I’ve been working on a contract for a chemical engineering company (Citadel Technologies) for the past few months and the project is moving into the documentation phase. This is where my wife comes in; she’s writing the courseware. When showing her a page which lists the sizes of steel pipe in the database, she asked why it wasn’t ordering the data correctly. I told her it was ordering correctly: first by size, then by schedule. See for yourself:
+------+----------+----------------+----------------+
| size | schedule | outer_diameter | inner_diameter |
+------+----------+----------------+----------------+
| 1 | 10 | 0.0394 | 0.0394 |
| 2 | 10 | 2.375 | 2.157 |
| 2 | 160 | 2.375 | 1.687 |
| 2 | 40 | 2.375 | 2.067 |
| 2 | 5 | 2.375 | 2.245 |
| 2 | 80 | 2.375 | 1.939 |
| 2 | STD | 2.375 | 2.067 |
| 2 | XS | 2.375 | 1.939 |
| 2 | XXS | 2.375 | 1.503 |
| 2.5 | 10 | 2.875 | 2.635 |
| 2.5 | 160 | 2.875 | 2.125 |
| 2.5 | 40 | 2.875 | 2.469 |
| 2.5 | 5 | 2.875 | 2.709 |
Then she pointed out the obvious: schedule is ordered funny. I explained that it’s ordered ASCIIbetically. And that’s when I realized what I had done; I forgot to develop for the user.

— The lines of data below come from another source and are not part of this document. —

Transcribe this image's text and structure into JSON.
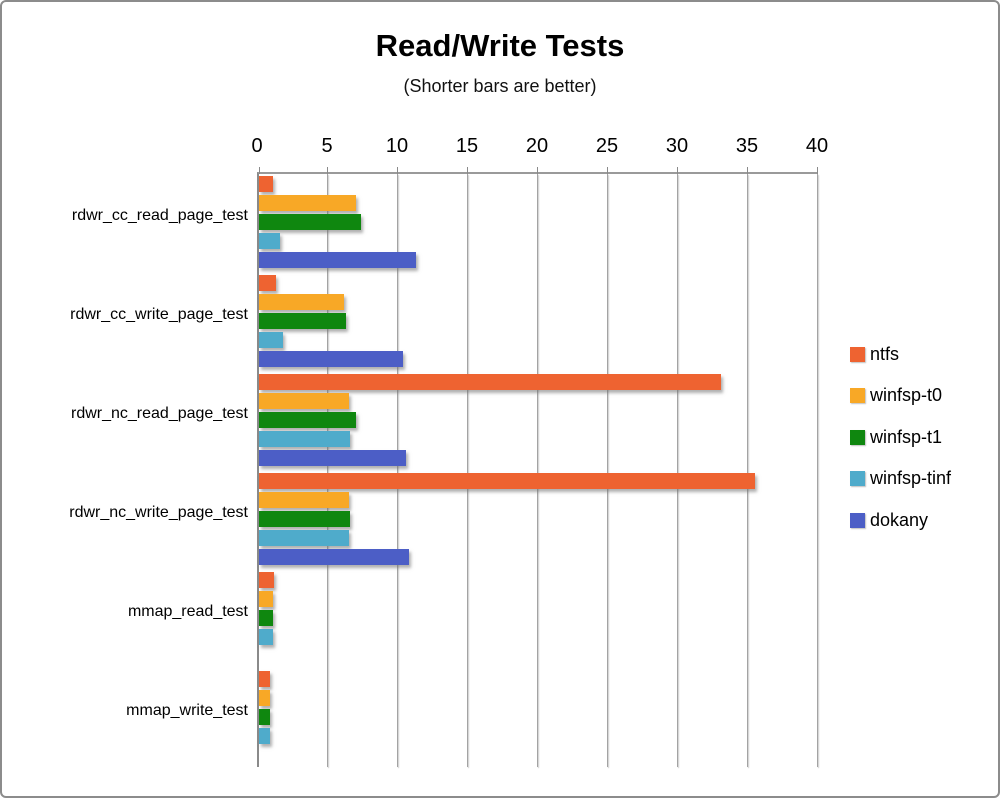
{
  "window": {
    "background": "#ffffff",
    "frame_border_color": "#8c8c8c"
  },
  "chart_data": {
    "type": "bar",
    "orientation": "horizontal",
    "title": "Read/Write Tests",
    "subtitle": "(Shorter bars are better)",
    "xlabel": "",
    "ylabel": "",
    "xlim": [
      0,
      40
    ],
    "x_ticks": [
      0,
      5,
      10,
      15,
      20,
      25,
      30,
      35,
      40
    ],
    "grid": true,
    "legend_position": "right",
    "categories": [
      "rdwr_cc_read_page_test",
      "rdwr_cc_write_page_test",
      "rdwr_nc_read_page_test",
      "rdwr_nc_write_page_test",
      "mmap_read_test",
      "mmap_write_test"
    ],
    "series": [
      {
        "name": "ntfs",
        "color": "#EE6331",
        "values": [
          1.0,
          1.2,
          33.0,
          35.4,
          1.1,
          0.8
        ]
      },
      {
        "name": "winfsp-t0",
        "color": "#F8A826",
        "values": [
          6.9,
          6.1,
          6.4,
          6.4,
          1.0,
          0.8
        ]
      },
      {
        "name": "winfsp-t1",
        "color": "#0F870F",
        "values": [
          7.3,
          6.2,
          6.9,
          6.5,
          1.0,
          0.8
        ]
      },
      {
        "name": "winfsp-tinf",
        "color": "#4FABCB",
        "values": [
          1.5,
          1.7,
          6.5,
          6.4,
          1.0,
          0.8
        ]
      },
      {
        "name": "dokany",
        "color": "#4C5EC6",
        "values": [
          11.2,
          10.3,
          10.5,
          10.7,
          0,
          0
        ]
      }
    ],
    "style": {
      "gridline_color": "#a3a3a3",
      "axis_color": "#8a8a8a"
    }
  }
}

So how do you go about ordering a field in a way that makes sense. After searching around on Google for about 10 seconds, I came up with this (Note: only works in MySQL):
SELECT size, schedule, outer_diameter, inner_diameter
FROM pipe_sizes
ORDER BY size, schedule regexp '[0-9]', 0+schedule, schedule;
The result:
+------+----------+----------------+----------------+
| size | schedule | outer_diameter | inner_diameter |
+------+----------+----------------+----------------+
| 1 | 10 | 0.0394 | 0.0394 |
| 2 | STD | 2.375 | 2.067 |
| 2 | XS | 2.375 | 1.939 |
| 2 | XXS | 2.375 | 1.503 |
| 2 | 5 | 2.375 | 2.245 |
| 2 | 10 | 2.375 | 2.157 |
| 2 | 40 | 2.375 | 2.067 |
| 2 | 80 | 2.375 | 1.939 |
| 2 | 160 | 2.375 | 1.687 |
| 2.5 | STD | 2.875 | 2.469 |
| 2.5 | XS | 2.875 | 2.323 |
| 2.5 | XXS | 2.875 | 1.771 |
| 2.5 | 5 | 2.875 | 2.709 |
| 2.5 | 10 | 2.875 | 2.635 |
| 2.5 | 40 | 2.875 | 2.469 |
| 2.5 | 80 | 2.875 | 2.323 |
| 2.5 | 160 | 2.875 | 2.125 |
Notice the difference? Size is correctly ordered and schedule is now ordering alphabetically first and then numerically. Outstanding.
– Ruby on Rails section –
Does this work in ActiveRecord? Yup. Just like this:
PipeSize.scoped.order("size, schedule regexp '[0-9]', 0+schedule, schedule")
Of course, you don’t want to add that to each ActiveRecord.find. So let’s drop it into the model proper as a named scope so it is only called when actively requested:
class PipeSize < ActiveRecord::Base
has_many :assessments
def self.ordered
order("size, schedule regexp '[0-9]', 0+schedule, schedule")
end
end
Now we can issue finds thusly:
p = PipeSize.ordered
Outstanding. We’re now ordering alpha-numerically rather than ASCIIbetically. We’re ordering by common sense.